Alors que sur les chemins de la mélancolie, j’écoute la voix envoûtante de Tamino, une foule d’ombres indomptées m’oppresse soudain. Plein d’images tristes me reviennent comme des flashs, tels des revenantes jamais rassasiées.
Moi, lâchant brusquement mon plateau à la cantine lorsqu’un collègue peu diplomate m’annonce la nouvelle.
Toujours moi, en salle d’attente d’un médecin, car j’avais fini par craquer après une journée passée en formalités de funérailles. Les jours suivants je les vivrai dans un état second, sous calmants.
Lui, étendu à la morgue, étrangement calme, comme simplement endormi.
Nous, sa famille, assommés, culpabilisés, en colère. Qu’avait-il bien pu lui passer par la tête quelques jours avant Noël ? La poupée qu’il avait achetée pour sa fille nous fixant d’une curieuse bienveillance, là dans un coin de sa chambre.
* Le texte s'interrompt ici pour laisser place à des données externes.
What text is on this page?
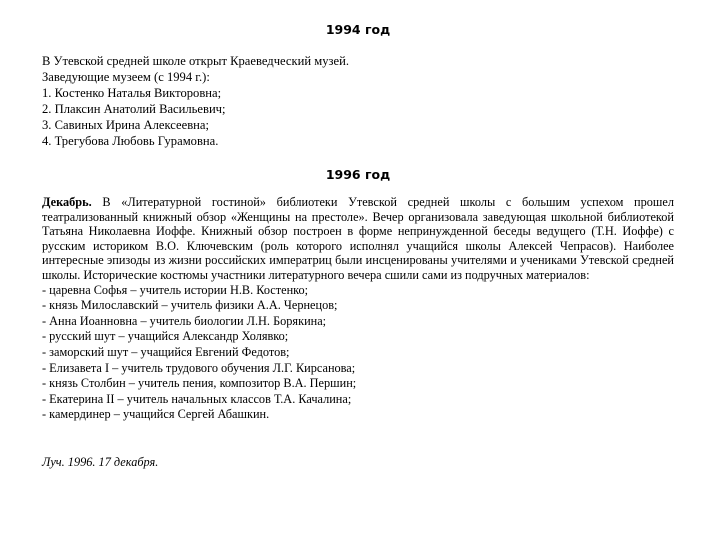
1994 год
В Утевской средней школе открыт Краеведческий музей.
Заведующие музеем (с 1994 г.):
1. Костенко Наталья Викторовна;
2. Плаксин Анатолий Васильевич;
3. Савиных Ирина Алексеевна;
4. Трегубова Любовь Гурамовна.
1996 год

Декабрь. В «Литературной гостиной» библиотеки Утевской средней школы с большим успехом прошел театрализованный книжный обзор «Женщины на престоле». Вечер организовала заведующая школьной библиотекой Татьяна Николаевна Иоффе. Книжный обзор построен в форме непринужденной беседы ведущего (Т.Н. Иоффе) с русским историком В.О. Ключевским (роль которого исполнял учащийся школы Алексей Чепрасов). Наиболее интересные эпизоды из жизни российских императриц были инсценированы учителями и учениками Утевской средней школы. Исторические костюмы участники литературного вечера сшили сами из подручных материалов:

- царевна Софья – учитель истории Н.В. Костенко;
- князь Милославский – учитель физики А.А. Чернецов;
- Анна Иоанновна – учитель биологии Л.Н. Борякина;
- русский шут – учащийся Александр Холявко;
- заморский шут – учащийся Евгений Федотов;
- Елизавета I – учитель трудового обучения Л.Г. Кирсанова;
- князь Столбин – учитель пения, композитор В.А. Першин;
- Екатерина II – учитель начальных классов Т.А. Качалина;
- камердинер – учащийся Сергей Абашкин.
Луч. 1996. 17 декабря.
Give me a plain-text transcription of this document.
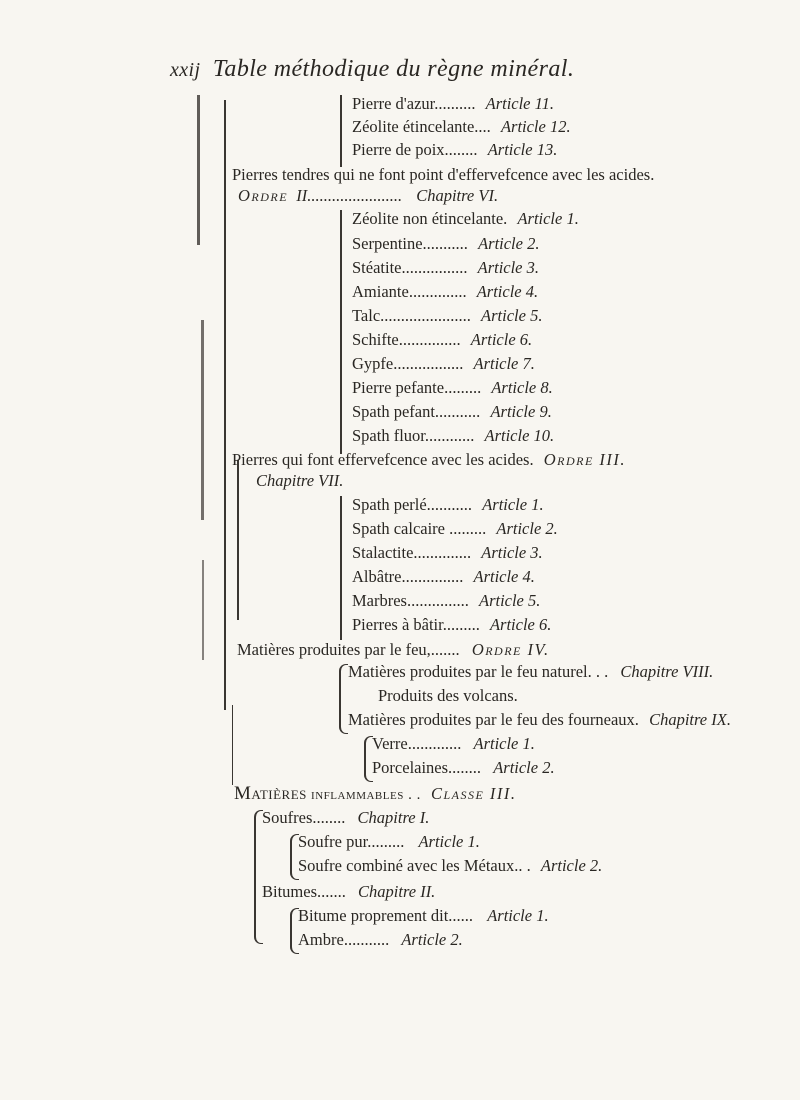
xxij Table méthodique du règne minéral.
Pierre d'azur.......... Article 11.
Zéolite étincelante.... Article 12.
Pierre de poix........ Article 13.
Pierres tendres qui ne font point d'effervefcence avec les acides.
Ordre II....................... Chapitre VI.
Zéolite non étincelante. Article 1.
Serpentine........... Article 2.
Stéatite................ Article 3.
Amiante.............. Article 4.
Talc...................... Article 5.
Schifte............... Article 6.
Gypfe................. Article 7.
Pierre pefante......... Article 8.
Spath pefant........... Article 9.
Spath fluor............ Article 10.
Pierres qui font effervefcence avec les acides. Ordre III.
Chapitre VII.
Spath perlé........... Article 1.
Spath calcaire ......... Article 2.
Stalactite.............. Article 3.
Albâtre............... Article 4.
Marbres............... Article 5.
Pierres à bâtir......... Article 6.
Matières produites par le feu,....... Ordre IV.
Matières produites par le feu naturel. . . Chapitre VIII.
Produits des volcans.
Matières produites par le feu des fourneaux. Chapitre IX.
Verre............. Article 1.
Porcelaines........ Article 2.
Matières inflammables . . Classe III.
Soufres........ Chapitre I.
Soufre pur......... Article 1.
Soufre combiné avec les Métaux.. . Article 2.
Bitumes....... Chapitre II.
Bitume proprement dit...... Article 1.
Ambre........... Article 2.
Nous, en larmes autour du cercueil dans un funèbre ballet d’embrassades et de souvenirs glissés.
Ma petite soeur renvoyant les intrus. Les amis nuisibles, si pressés de le suivre dans la tombe. Déjà des zombies. En sursis avant l’overdose qui les emportera à leur tour.
Nous encore, quand la terre le recouvre, nous serrant très fort les uns les autres. Tant de questions et de regrets. Aurions-nous pu le sauver ?
Nous, au commissariat cherchant des coupables, alors qu’ils savaient, eux. Ils avaient la preuve de l’impensable. Il s’était suicidé. Ils avaient trouvé une lettre d’adieu près de son corps sans vie. Et même si quelqu’un était passé peu de temps avant son acte, rien ne prouvait qu’il l’avait délibérément laissé mourir.
Moi, très émue, tenant entre mes mains le petit cahier bleu d’écolier où il avait tracé ses derniers mots. Je ne me souviens plus des phrases, mais juste que l’écriture devenait au fil des lignes de plus en plus illisible, jusqu’à finir en un long trait qui filait jusqu’en bas de la page. Comme un dernier souffle avant de sombrer.
Ma petite soeur n’y croyant pas. Jurant qu’elle rouvrirait le dossier une fois devenue professionnelle de la justice. Elle le devint réellement bien plus tard. Mais, le temps avait fait son oeuvre.
Lui s’en est allé, à l’heure où meurent les rock stars. Il en avait la révolte et la noirceur. C’était mon frère. Il me manque. Il me manquera toujours.